It's that time of year again. That happy time when the College of Law, a registered charity (not for much longer), is forced to publish its annual accounts and everyone gets to see just how much money the top boys and girls at the esteemed institution are gleefully shoving into their back pockets. Listen kids - those champagne flutes gently chinking? That's your LPC fees.
Readers will remember that we've reported the astonishing salary enjoyed by chief exec Professor Nigel Savage for the past couple of years.
To summarise:
In
2009, he was paid £440,000.
In
2010, he was paid £440,000.
So imagine my genuine surprise when, having downloaded the accounts for 2011 (available
here, accounts fans), it seems like it's been a pretty bad year chez Savage. Rather than running all the way to Coutts with a cheque for the best part of half a million quid, Savage has had to make do with a rather puny £340,000. Shocker.
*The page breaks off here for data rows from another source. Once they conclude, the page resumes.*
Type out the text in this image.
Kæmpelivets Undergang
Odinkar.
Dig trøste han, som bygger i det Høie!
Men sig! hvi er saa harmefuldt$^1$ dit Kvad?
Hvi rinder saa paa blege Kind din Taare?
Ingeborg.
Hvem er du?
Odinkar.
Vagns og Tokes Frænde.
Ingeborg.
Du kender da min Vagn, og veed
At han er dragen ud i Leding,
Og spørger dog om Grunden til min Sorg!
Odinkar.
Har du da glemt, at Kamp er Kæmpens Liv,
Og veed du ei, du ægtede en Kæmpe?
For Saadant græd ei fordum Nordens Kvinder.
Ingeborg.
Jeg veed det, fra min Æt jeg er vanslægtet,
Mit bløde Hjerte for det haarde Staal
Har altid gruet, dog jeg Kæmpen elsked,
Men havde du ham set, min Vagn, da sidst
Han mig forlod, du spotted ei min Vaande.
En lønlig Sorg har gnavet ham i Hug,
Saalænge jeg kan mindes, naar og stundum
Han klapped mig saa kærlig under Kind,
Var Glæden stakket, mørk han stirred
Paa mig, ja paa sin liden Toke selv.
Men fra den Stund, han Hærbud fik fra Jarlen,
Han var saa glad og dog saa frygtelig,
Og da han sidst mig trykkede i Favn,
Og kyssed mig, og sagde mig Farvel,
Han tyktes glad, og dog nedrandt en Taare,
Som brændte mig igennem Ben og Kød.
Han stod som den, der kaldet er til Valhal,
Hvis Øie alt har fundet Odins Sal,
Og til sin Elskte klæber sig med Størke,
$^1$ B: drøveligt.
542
As usual, the accounts state that remuneration decisions are taken with
the advice of Deloitte, which has previously told us that CoL pay
packets are "
benchmarked" against...against.... Well, we don't really know against
what. I'm guessing Carlos Tevez.
The cupboard is bare
Of course the College isn't the only private titular "university" paying the big bucks. Readers will remember that BPP chieftain and serial dukan dieter Carl Lygo collected
nearly three quarters of a mill recently. Which must make Savage, on the breadline, weep bitter salt tears.
So what's changed at the CoL?
Presumably the "
long-term incentive plan" which for several years enriched the Savage slush fund has come to an end.
Yet before you join the great man in earnest commiseration, and rifle down the back of your sofa for change, consider L'Homme Sauvage's
individual investment into the private equity-led vehicle which will be running the newly-non-charitable College of
Law. That could bring him a return (assuming punchy PE hurdles are hit) which will make half a million look like pocket change. If anyone would like to secretly send in details of his management equity package,
we'd love to see them. Because this is the end of an era. Taken private, we'll never again see how much money management is getting paid.
The boondoggle doesn't stop at the very top, of course. Savage's deputy chief exec has also been paid between £330,000 and £340,000. And the seven strong board are each on £160,000 (and there are in total twenty senior staff members paid over £90,000, compared to only fourteen disclosed this time last year). I reckon it's a good bet that each of the Power Seven will have been given the opportunity to invest in the College of Law (Operations) Limited, or whatever complex PEC/CPEC/Luxembourg/Cayman SPV will be set up to allow management to be "
incentivised". Well at least it can be done in a shamelessly commercial way this time.
**UPDATE**
RollOnFriday cynics have suggested that the shortfall in N. Savage's pay - £100,000 - is also the amount he's thought to have invested in the newco PE structure. At this stage, no links can be drawn. Obviously.